Reduced U.S. demand for petroleum would lower the price of crude
oil. As a result of lower demand and a decline in the import price,
the U.S. import bill for crude oil would decline by $61-$68
billion. With a smaller import bill, the U.S. dollar would
appreciate. A stronger dollar would reduce the cost of importing
other goods, including agricultural commodities, and reduce export
volume because of increased prices in foreign markets for U.S.
products. In addition, with greater demand for land to use for both
energy crop production and all other agricultural activities,
meeting the RFS-2 would reduce U.S. agricultural commodity exports
and increase the demand for agricultural imports as crops must
compete for limited land.
This study does not predict the future but addresses the question
of what would be the likely impacts on the U.S. economy should the
RFS-2 mandate be met under different price/policy scenarios. The
study acknowledges the uncertainty in meeting the mandate in 2022.
The exact timing of the commercialization of new technologies to
produce biofuels cannot be determined because of a myriad of
uncertain factors. Future developments will also depend on new
investments in infrastructure needed to support a transportation
and distribution network for biofuels. Determining when such
developments would take place is beyond the scope of this study.
Long-term impacts on the U.S. economy from meeting the RFS-2 will
depend partly on future petroleum prices. This study adopts a price
projection from the U.S. Department of Energy that assumes that
satisfying the growing world demand for petroleum will require
accessing higher cost supplies of oil. Under these conditions,
petroleum prices are likely to be higher in 2022 than current
prices.
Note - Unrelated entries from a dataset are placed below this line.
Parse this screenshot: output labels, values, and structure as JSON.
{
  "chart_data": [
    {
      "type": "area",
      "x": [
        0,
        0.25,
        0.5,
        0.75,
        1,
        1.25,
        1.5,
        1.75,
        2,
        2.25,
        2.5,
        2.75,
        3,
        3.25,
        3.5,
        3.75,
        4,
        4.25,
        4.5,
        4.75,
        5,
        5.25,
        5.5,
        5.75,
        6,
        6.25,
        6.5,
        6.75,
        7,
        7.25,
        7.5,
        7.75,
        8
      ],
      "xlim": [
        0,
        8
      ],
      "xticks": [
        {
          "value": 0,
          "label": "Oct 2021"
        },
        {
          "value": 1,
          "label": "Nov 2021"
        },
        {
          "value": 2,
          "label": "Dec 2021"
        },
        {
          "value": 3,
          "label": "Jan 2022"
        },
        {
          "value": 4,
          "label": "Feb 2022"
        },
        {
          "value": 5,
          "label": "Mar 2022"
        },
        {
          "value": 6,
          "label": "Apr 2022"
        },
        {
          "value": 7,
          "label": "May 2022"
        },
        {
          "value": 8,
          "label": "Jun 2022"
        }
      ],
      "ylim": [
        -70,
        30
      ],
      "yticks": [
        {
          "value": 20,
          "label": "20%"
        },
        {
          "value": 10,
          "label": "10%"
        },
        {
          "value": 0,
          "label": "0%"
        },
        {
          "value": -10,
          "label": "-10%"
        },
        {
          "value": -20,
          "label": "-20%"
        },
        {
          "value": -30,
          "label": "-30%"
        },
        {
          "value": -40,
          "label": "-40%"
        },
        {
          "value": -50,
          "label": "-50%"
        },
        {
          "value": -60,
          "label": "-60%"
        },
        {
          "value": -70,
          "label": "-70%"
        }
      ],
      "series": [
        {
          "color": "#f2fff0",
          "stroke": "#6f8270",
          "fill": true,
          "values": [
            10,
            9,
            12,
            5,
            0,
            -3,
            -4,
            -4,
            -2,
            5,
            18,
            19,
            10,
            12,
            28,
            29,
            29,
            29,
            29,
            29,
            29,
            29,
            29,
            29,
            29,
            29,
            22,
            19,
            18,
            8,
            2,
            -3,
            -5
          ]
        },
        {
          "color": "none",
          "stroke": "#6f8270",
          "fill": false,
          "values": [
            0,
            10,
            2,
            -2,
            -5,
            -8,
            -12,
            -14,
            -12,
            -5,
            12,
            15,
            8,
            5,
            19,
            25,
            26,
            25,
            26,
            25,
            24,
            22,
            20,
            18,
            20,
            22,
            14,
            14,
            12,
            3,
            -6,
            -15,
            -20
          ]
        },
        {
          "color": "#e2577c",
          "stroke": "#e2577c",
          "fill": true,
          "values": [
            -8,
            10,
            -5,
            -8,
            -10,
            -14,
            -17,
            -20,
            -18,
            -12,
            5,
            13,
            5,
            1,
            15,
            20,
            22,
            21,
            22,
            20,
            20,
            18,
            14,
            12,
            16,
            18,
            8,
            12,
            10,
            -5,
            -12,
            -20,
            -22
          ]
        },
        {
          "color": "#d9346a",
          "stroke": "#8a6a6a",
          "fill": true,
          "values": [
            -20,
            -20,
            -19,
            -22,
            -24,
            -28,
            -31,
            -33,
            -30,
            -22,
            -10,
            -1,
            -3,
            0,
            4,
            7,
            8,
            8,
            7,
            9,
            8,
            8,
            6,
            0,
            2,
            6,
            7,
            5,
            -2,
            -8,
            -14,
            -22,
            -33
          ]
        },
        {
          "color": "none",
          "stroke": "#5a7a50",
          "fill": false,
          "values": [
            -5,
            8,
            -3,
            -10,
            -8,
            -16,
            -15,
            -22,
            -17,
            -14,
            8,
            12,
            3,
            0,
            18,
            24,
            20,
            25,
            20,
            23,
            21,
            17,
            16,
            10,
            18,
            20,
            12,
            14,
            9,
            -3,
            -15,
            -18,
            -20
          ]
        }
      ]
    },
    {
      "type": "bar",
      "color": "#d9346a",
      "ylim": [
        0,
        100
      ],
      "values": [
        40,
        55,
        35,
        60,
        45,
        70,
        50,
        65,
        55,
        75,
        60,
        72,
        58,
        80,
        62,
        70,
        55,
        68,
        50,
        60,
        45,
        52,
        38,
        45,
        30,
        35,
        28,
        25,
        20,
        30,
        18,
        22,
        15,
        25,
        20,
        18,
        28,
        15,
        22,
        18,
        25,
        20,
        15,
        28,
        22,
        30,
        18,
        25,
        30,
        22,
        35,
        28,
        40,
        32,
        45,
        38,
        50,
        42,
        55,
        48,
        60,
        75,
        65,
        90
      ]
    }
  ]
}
Unlike previous decades, petroleum prices are likely to
rise relative to the cost of producing biofuels.
How Was the Study Conducted?
The study used a detailed computable general equilibrium model
for the United States-the U.S. Applied General Equilibrium (USAGE)
model-comprising 534 industries. The model is a multipurpose
framework for addressing a broad set of questions, including
domestic and trade policy as well as macroeconomic links to trade.
The model was modified to include additional sectors and industries
involved in biofuel production, including conventional ethanol
(corn-starch) produced from dry-milling and second-generation
ethanol made from crop residues, dedicated energy crops, and other
advanced biofuels. Other modifications include explicit treatment
of U.S. agricultural land and regional land allocation for the
production of biomass (organic material) and all other agricultural
activities. A base, or reference, scenario without the RFS-2 was
conducted for the year 2022 using the U.S. Department of Energy's
projections. The effects of RFS-2 were determined as alternative
scenarios using scenario analysis. Volumes of all types of ethanol
were based on those established by EISA.